Types of Exposure -- Generally, exposure to toxicants may be either acute or chronic.

Acute exposure -- usually refers to a single exposure to a large dose of the toxicant.  The response, or evidence of toxicity, follows relatively rapidly.  However, in some cases the response to an acute exposure may not be evident for months or years, as with potential teratogens or carcinogens.

Chronic exposure -- usually refers to repeated exposure over time, often at a lower dose than acute exposure.  The toxicant may accumulate and eventually exert a toxic response or it may immediately begin to affect the body and exhibit a cumulative toxic effect over time.  Most cases of chronic exposure will not be fully manifest for weeks, months, or even years after the initial exposure.

Oral -- this route most often occurs at home and is usually accidental.  It most often involves either household cleaners or food contaminants, such as the methylmercury epidemic of Minamata Bay in Japan, when large quantities of contaminated fish were eaten.

Inhalation -- Most often occurs in industrial settings and may involve solvents, volatile compounds, or aerosolised toxicants such as pesticide spraying in agricultural settings.  Environmental disasters such as occurred in Bhopal, India or with train derailments of toxicants may also result in inhalational exposure at home.

Topical -- This type of exposure may occur either in the home, with cleaners or pesticides, the work place with solvents, or in agricultural settings.  These may be accidental or the result of some widespread exposure, again such as Bhopal or shipping accidents that may involve volatile compounds that may come in contact with the skin.

Direct Tissue Damage -- This response reflects some action of the toxicant that results in injury to a cell or tissue, most often involving structural damage.  On the cellular level, this may involve binding to and disruption of the cellular membrane, causing cell death.  Examples include 1) paracetamol toxicity (through its reactive metabolite) where hepatocytes undergo individual necrosis, resulting in organ failure; 2) hyper- or hypo-tonic solutions that will cause crenation or lysis of cells by osmotic diffusion leading to cell death; or 3) disruption of cellular channels resulting in electrolyte imbalance and cell death. Alternatively whole tissues may be damaged by direct exposure to corrosive chemicals such as acids, strong alkaline substances, or solvents.

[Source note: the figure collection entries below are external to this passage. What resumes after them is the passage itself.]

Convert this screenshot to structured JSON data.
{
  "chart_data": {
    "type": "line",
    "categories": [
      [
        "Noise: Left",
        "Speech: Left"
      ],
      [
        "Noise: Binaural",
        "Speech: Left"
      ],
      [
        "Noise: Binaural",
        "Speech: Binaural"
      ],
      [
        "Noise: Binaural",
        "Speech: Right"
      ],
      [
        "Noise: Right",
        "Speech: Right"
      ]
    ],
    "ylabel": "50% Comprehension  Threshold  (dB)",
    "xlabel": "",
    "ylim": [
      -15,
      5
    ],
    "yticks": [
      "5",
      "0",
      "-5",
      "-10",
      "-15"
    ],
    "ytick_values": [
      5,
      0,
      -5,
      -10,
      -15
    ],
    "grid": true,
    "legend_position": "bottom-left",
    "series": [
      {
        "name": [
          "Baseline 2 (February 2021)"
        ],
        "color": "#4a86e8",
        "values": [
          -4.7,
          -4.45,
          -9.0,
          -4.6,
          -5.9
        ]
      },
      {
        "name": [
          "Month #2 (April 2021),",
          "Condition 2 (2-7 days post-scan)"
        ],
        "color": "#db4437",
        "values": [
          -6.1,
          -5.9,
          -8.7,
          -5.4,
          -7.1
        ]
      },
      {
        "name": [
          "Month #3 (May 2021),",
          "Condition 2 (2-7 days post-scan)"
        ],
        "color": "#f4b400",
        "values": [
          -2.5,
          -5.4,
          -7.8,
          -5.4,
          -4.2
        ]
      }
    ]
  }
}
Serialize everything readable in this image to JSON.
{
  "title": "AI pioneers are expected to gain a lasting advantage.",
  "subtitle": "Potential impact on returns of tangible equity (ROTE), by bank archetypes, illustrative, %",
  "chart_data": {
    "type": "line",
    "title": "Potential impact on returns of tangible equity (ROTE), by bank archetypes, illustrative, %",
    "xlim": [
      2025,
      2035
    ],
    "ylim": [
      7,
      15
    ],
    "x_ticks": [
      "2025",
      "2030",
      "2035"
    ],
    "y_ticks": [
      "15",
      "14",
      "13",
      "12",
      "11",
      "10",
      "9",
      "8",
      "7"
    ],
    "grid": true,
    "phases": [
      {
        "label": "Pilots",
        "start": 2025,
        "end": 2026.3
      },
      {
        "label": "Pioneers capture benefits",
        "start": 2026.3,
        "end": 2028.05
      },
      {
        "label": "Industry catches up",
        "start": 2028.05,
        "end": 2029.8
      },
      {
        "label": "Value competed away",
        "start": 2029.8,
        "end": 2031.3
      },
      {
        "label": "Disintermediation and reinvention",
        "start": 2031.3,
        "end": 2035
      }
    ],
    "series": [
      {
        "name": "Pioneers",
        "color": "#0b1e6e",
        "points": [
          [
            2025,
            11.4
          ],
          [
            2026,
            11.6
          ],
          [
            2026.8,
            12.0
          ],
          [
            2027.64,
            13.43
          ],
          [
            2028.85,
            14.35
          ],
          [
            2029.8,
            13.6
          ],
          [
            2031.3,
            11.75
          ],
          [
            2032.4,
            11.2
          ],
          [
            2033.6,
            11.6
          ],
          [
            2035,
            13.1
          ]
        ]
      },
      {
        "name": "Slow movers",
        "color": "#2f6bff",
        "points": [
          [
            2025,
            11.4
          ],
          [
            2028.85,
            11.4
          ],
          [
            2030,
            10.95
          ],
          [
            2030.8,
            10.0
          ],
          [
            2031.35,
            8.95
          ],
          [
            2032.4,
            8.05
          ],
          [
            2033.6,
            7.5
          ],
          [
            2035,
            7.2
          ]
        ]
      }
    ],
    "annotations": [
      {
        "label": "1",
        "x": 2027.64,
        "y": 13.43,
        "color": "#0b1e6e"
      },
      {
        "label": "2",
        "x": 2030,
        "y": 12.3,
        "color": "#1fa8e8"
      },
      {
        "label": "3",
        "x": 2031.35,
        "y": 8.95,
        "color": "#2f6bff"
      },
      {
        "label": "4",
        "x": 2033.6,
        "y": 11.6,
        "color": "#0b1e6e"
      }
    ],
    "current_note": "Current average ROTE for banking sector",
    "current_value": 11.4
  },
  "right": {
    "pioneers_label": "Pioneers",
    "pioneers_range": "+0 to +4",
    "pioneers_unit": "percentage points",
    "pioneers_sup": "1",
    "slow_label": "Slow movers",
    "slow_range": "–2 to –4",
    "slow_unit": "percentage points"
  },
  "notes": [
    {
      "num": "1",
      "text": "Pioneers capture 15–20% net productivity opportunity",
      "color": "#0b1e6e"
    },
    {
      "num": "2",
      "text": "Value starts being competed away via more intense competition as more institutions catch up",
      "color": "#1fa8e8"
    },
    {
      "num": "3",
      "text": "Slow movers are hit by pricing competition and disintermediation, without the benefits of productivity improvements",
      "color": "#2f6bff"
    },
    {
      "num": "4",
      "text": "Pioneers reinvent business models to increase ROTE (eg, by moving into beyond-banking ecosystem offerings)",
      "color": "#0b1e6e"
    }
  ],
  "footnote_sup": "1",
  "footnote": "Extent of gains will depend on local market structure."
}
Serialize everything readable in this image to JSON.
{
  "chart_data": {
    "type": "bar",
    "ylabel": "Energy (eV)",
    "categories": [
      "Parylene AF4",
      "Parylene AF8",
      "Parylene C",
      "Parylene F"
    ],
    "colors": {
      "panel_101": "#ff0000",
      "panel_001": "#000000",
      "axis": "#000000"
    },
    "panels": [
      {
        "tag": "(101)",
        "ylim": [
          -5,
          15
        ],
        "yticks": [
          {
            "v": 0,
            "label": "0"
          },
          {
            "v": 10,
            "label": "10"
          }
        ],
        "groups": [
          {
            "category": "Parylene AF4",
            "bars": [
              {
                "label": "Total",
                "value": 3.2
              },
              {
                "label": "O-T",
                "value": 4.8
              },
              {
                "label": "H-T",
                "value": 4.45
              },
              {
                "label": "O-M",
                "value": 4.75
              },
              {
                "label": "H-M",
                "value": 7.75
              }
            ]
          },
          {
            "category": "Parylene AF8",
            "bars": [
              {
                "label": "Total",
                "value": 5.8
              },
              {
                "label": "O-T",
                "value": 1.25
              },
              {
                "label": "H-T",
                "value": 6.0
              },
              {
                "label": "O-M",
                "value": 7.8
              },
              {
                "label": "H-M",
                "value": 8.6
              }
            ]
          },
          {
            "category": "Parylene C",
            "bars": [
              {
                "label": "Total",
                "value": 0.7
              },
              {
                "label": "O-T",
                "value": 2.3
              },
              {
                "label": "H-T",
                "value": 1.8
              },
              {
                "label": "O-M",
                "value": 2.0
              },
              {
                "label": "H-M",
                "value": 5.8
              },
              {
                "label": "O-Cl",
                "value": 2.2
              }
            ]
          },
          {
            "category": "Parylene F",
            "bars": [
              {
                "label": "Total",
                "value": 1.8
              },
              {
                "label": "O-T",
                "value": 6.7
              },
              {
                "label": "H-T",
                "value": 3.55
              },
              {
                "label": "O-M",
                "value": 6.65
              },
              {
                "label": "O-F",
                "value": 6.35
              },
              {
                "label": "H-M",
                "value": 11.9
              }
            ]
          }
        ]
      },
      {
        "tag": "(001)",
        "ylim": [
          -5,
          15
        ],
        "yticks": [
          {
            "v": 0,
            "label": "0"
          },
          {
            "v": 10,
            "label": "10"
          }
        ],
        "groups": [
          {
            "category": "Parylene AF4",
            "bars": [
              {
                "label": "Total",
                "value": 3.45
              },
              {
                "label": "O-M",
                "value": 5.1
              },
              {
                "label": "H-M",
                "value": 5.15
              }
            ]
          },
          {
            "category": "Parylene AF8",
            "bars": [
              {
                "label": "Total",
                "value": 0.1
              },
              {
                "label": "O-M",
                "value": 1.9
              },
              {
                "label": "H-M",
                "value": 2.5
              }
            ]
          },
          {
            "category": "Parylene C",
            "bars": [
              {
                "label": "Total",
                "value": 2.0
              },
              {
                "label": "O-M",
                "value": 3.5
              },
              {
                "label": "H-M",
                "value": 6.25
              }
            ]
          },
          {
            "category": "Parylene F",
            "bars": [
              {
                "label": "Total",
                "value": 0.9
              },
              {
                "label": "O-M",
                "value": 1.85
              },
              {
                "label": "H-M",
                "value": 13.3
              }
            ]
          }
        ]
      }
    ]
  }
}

Biochemical Lesions -- The toxicant may alter or interfere with a biochemical function of the cell leading to damage and/or death.  Mechanistically, cyanide reduces electron transport, effectively uncoupling oxidative phosphorylation (and consequently reducing cellular respiration)  that deprives the cell of required energy.  This leads to cell necrosis and, if enough cells are affected, organ failure and/or death.

Pharmacologic/Physiologic Responses -- These responses often present as a body-wide reaction to the effect of a toxicant.  An agent, for example, increases blood pressure.  The physiologic response to this could be MI, stroke, or aneurism.  Alternately, a toxicant that lowers blood pressure may reduce blood flow enough to cause local areas of ischaemia and necrosis (which could also occur with local areas of intense vasoconstriction!!!).

Allergic Reactions -- Many toxicants' effects may be mediated by the immune system in one of the four types of immune-mediated responses.

Note that Type I and IV are the most common responses to toxicants, however, a toxic compound may also cause a Type II or III response.

Teratogenicity -- This response results in birth defects by altering the development of the foetus.  It may often occur at levels that produce no response in the mother.  The mechanisms of teratogenicity will be covered later in the course.

Mutagenicity -- This response results in changes in the DNA or chromosomes of the cell of the organism.  These changes are then passed to the daughter cells, where the change is expressed.  If the mutagenic action takes place in germ cells, it may cause teratogenicity.  If somatic cells are affected, then altered function or cancerous growth may result.

Carcinogenicity -- This response is closely related to mutagenicity, but NOTE that not all mutagens are carcinogens and not all carcinogens are mutagens.  The mechanisms of carcinogenicity will also be covered later.

Gross changes in form may be examined either in the living animal or by necropsy.

Microscopic changes may be identified histologically.

Often, endogenous chemicals or biological activity are used to assess the response to a toxicant.  These are often referred to as BIOMARKERS.  Some biomarkers commonly used in human and/or environmental toxicology include the following:

Enzyme levels -- such as LDH, AST, ALT, CPK, to determine organ function or damage
Metabolites -- of the toxicant to assess its elimination from the organisms or environment
Vitellogenin -- is often used as a biomarker of reproductive response in environmental toxicology.
Bioluminescence -- is also used as a quick, efficient marker of potential toxicity of pesticides and other environmental pollutants.